VMkernel log (which is on ESXi stored in /var/log/messages) did not help much:

Jan 15 22:10:25 vmkernel: 0:00:01:30.282 cpu0:4767)WARNING: NFS: 946: MOUNT RPC failed with RPC status 13 (RPC was aborted due to timeout) trying to mount Server (10.0.4.251) Path (/nfs/Iomega)

I was able to connect to the NFS Iomega export from regular linux machine. I was also able to connect the ESX server to regular linux NFS export. And that helped me to find the solution.

Because both of my DNS servers were running in virtual machines and not accessible, Iomega took more time to connect the ESX server to the NFS datastore and ESX server meanwhile gave up. The remedy was very simple. To Iomega /etc/hosts file I have added a line with the ESX server IP address and its hostname.
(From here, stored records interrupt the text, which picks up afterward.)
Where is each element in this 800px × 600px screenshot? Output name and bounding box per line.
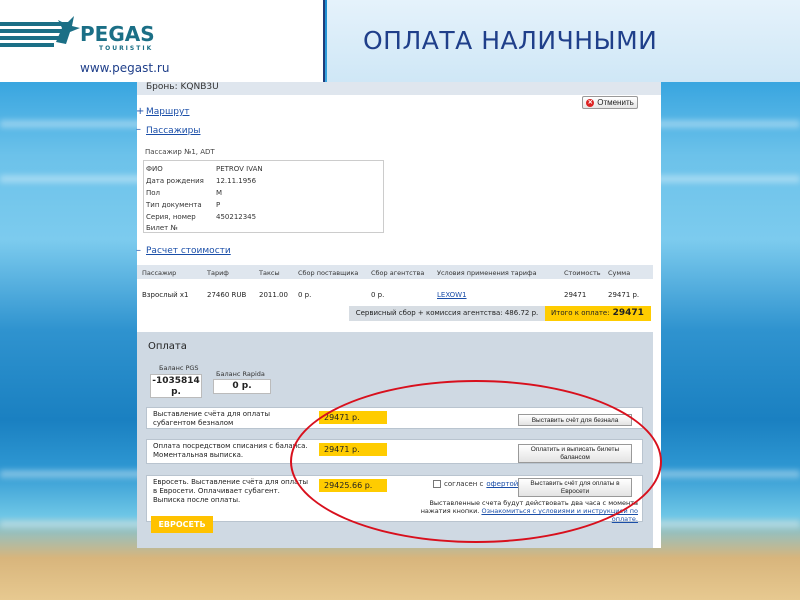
booking-number: Бронь: KQNB3U xyxy=(146,82,219,92)
pricing-collapse-icon[interactable]: – xyxy=(136,245,141,256)
title-area: ОПЛАТА НАЛИЧНЫМИ xyxy=(327,0,800,82)
booking-bar: Бронь: KQNB3U xyxy=(137,82,661,95)
pegasus-icon xyxy=(56,16,80,44)
balance-pgs-value: -1035814 р. xyxy=(150,374,202,398)
balance-rapida-label: Баланс Rapida xyxy=(216,370,265,378)
section-passengers[interactable]: Пассажиры xyxy=(146,126,200,136)
slide-header: PEGAS TOURISTIK www.pegast.ru ОПЛАТА НАЛ… xyxy=(0,0,800,82)
option-amount: 29471 р. xyxy=(319,411,387,424)
col-taxes: Таксы xyxy=(259,269,280,277)
offer-link[interactable]: офертой xyxy=(486,480,518,488)
col-passenger: Пассажир xyxy=(142,269,177,277)
col-cost: Стоимость xyxy=(564,269,601,277)
payment-panel: Оплата Баланс PGS -1035814 р. Баланс Rap… xyxy=(137,332,653,548)
cell-fare: 27460 RUB xyxy=(207,291,247,299)
euroset-logo: ЕВРОСЕТЬ xyxy=(151,516,213,533)
invoice-note: Выставленные счета будут действовать два… xyxy=(398,499,638,523)
cell-supplier-fee: 0 р. xyxy=(298,291,312,299)
agree-checkbox[interactable] xyxy=(433,480,441,488)
passenger-details: ФИО PETROV IVAN Дата рождения 12.11.1956… xyxy=(143,160,384,233)
site-url[interactable]: www.pegast.ru xyxy=(80,61,169,75)
pax-value-sex: M xyxy=(216,189,223,197)
cancel-icon: ✕ xyxy=(586,98,595,107)
total-label: Итого к оплате: xyxy=(551,309,610,317)
option-euroset: Евросеть. Выставление счёта для оплаты в… xyxy=(146,475,643,523)
pax-value-docnum: 450212345 xyxy=(216,213,257,221)
pricing-table-header: Пассажир Тариф Таксы Сбор поставщика Сбо… xyxy=(137,265,653,279)
pax-label-doctype: Тип документа xyxy=(146,201,202,209)
section-route[interactable]: Маршрут xyxy=(146,107,190,117)
col-agency-fee: Сбор агентства xyxy=(371,269,425,277)
cell-agency-fee: 0 р. xyxy=(371,291,385,299)
brand-subtitle: TOURISTIK xyxy=(99,45,154,52)
cell-sum: 29471 р. xyxy=(608,291,640,299)
booking-screenshot: Бронь: KQNB3U ✕ Отменить + Маршрут – Пас… xyxy=(136,82,661,548)
cell-passenger: Взрослый x1 xyxy=(142,291,189,299)
pax-label-birth: Дата рождения xyxy=(146,177,204,185)
option-amount: 29471 р. xyxy=(319,443,387,456)
option-balance-payment: Оплата посредством списания с баланса. М… xyxy=(146,439,643,464)
col-supplier-fee: Сбор поставщика xyxy=(298,269,359,277)
pax-value-doctype: P xyxy=(216,201,221,209)
table-row: Взрослый x1 27460 RUB 2011.00 0 р. 0 р. … xyxy=(137,287,653,301)
logo-area: PEGAS TOURISTIK www.pegast.ru xyxy=(0,0,325,82)
slide-title: ОПЛАТА НАЛИЧНЫМИ xyxy=(363,26,658,55)
passengers-collapse-icon[interactable]: – xyxy=(136,124,141,135)
terms-link[interactable]: Ознакомиться с условиями и инструкцией п… xyxy=(481,507,638,523)
pax-label-ticket: Билет № xyxy=(146,224,178,232)
cancel-label: Отменить xyxy=(597,98,634,107)
balance-pgs-label: Баланс PGS xyxy=(159,364,199,372)
option-text: Выставление счёта для оплаты субагентом … xyxy=(153,410,270,427)
euroset-invoice-button[interactable]: Выставить счёт для оплаты в Евросети xyxy=(518,478,632,497)
cell-taxes: 2011.00 xyxy=(259,291,288,299)
pax-label-docnum: Серия, номер xyxy=(146,213,196,221)
pax-value-birth: 12.11.1956 xyxy=(216,177,257,185)
col-fare: Тариф xyxy=(207,269,229,277)
option-invoice-cashless: Выставление счёта для оплаты субагентом … xyxy=(146,407,643,429)
route-expand-icon[interactable]: + xyxy=(136,106,144,117)
option-amount: 29425.66 р. xyxy=(319,479,387,492)
payment-title: Оплата xyxy=(148,341,187,352)
agree-offer: согласен с офертой xyxy=(433,480,518,488)
option-text: Евросеть. Выставление счёта для оплаты в… xyxy=(153,478,309,504)
col-sum: Сумма xyxy=(608,269,631,277)
balance-rapida-value: 0 р. xyxy=(213,379,271,394)
pay-with-balance-button[interactable]: Оплатить и выписать билеты балансом xyxy=(518,444,632,463)
pax-label-sex: Пол xyxy=(146,189,161,197)
brand-name: PEGAS xyxy=(80,22,155,46)
service-fee: Сервисный сбор + комиссия агентства: 486… xyxy=(349,306,545,321)
section-pricing[interactable]: Расчет стоимости xyxy=(146,246,231,256)
agree-text: согласен с xyxy=(444,480,484,488)
invoice-cashless-button[interactable]: Выставить счёт для безнала xyxy=(518,414,632,426)
cell-cost: 29471 xyxy=(564,291,587,299)
total-to-pay: Итого к оплате: 29471 xyxy=(545,306,651,321)
option-text: Оплата посредством списания с баланса. М… xyxy=(153,442,308,459)
fare-rules-link[interactable]: LEXOW1 xyxy=(437,291,467,299)
pax-value-name: PETROV IVAN xyxy=(216,165,263,173)
col-fare-rules: Условия применения тарифа xyxy=(437,269,537,277)
total-value: 29471 xyxy=(612,308,644,318)
passenger-title: Пассажир №1, ADT xyxy=(145,148,215,156)
cancel-button[interactable]: ✕ Отменить xyxy=(582,96,638,109)
pax-label-name: ФИО xyxy=(146,165,163,173)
This must be done via Iomega ssh console and not via web GUI:

root@Iomega:/# cat /etc/hosts
127.0.0.1 localhost.localdomain localhost
10.0.4.251 Iomega.FOJTA.COM Iomega
10.0.2.251 Iomega.FOJTA.COM Iomega
10.0.4.202 esx2.fojta.com esx2

From now when the ESX server reboots it mounts the NFS datastore immediately.